- Opening title card
- Directed by: Victor Saville
- Written by: Marjorie Gaffney; Ian Hay; W. P. Lipscomb; Reginald Pound;
- Produced by: Michael Balcon
- Starring: Cicely Courtneidge; Tom Walls; Barry MacKay;
- Cinematography: Curt Courant; Charles Van Enger;
- Edited by: Michael Gordon
- Music by: Louis Levy; Jack Beaver;
- Production company: Gaumont British
- Distributed by: Gaumont British Distributors
- Release date: 25 July 1935;
- Running time: 84 minutes
- Country: United Kingdom
- Language: English

= Me and Marlborough =

1935 film

Me and Marlborough is a 1935 British comedy film, directed by Victor Saville, and starring Cicely Courtneidge, Tom Walls, Barry MacKay, Peter Gawthorne, Henry Oscar and Cecil Parker.

==Plot==
Sergeant Cummings searches Kit Ross's pub for a deserter drummer boy.
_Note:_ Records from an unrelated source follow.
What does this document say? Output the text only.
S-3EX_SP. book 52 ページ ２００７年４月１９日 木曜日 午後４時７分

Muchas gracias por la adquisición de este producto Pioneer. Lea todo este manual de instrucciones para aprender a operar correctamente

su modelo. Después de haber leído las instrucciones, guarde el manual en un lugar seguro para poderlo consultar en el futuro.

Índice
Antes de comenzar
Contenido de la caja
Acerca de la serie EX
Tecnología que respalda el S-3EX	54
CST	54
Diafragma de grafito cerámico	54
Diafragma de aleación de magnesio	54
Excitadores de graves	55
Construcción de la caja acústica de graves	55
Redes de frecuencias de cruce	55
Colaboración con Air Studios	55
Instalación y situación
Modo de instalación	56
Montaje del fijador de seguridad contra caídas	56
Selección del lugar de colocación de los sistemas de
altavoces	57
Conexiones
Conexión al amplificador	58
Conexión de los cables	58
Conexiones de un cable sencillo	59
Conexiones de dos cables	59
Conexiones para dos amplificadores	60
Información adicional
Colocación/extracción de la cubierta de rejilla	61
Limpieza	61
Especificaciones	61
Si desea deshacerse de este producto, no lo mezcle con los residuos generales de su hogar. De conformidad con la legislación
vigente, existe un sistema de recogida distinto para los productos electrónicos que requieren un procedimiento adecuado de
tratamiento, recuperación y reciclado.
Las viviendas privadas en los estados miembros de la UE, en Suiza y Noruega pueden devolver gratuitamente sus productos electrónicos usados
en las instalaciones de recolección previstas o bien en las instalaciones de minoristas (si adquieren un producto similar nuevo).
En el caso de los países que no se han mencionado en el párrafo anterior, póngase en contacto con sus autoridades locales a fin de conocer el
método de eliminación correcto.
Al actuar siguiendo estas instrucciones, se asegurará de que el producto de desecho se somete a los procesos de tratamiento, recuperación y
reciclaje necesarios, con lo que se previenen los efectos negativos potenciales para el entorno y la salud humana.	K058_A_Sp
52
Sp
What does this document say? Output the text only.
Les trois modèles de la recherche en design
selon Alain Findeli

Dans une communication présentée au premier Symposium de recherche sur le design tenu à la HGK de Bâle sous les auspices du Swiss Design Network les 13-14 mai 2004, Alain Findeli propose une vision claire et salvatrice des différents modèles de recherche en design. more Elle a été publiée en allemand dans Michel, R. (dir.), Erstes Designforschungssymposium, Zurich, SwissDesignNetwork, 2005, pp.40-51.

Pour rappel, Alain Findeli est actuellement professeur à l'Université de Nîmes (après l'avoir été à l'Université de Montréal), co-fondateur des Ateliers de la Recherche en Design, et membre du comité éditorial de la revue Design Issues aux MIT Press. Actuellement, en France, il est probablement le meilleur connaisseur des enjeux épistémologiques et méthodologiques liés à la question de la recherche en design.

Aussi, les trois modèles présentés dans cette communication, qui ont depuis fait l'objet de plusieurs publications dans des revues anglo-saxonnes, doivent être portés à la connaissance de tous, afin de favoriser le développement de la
When he finds the lad, Kit leads the pub patrons in attacking the sergeant's men, and the young man gets away, for which she is put in stocks. While there, she plans her impending wedding to Dick Welch. However, Cummings gets his revenge. On the night of the wedding, he tricks Dick into taking a shilling, which means he has enlisted in the army. She watches as a ship takes him to the fighting. Undaunted, she disguises herself as a man named Simon and joins up with the Duke of Marlborough's army in Flanders to find her missing husband.

==Reception==
Writing for The Spectator, Graham Greene criticised the theatrical qualities of Courtneidge's performance, claiming that "I found myself too embarrassed by Miss Courtneidge's facial contortions to appreciate their share. Miss Courtneidge is used to throwing her effects to the back row of a theatre gallery, and the camera is not kind to her exaggerations".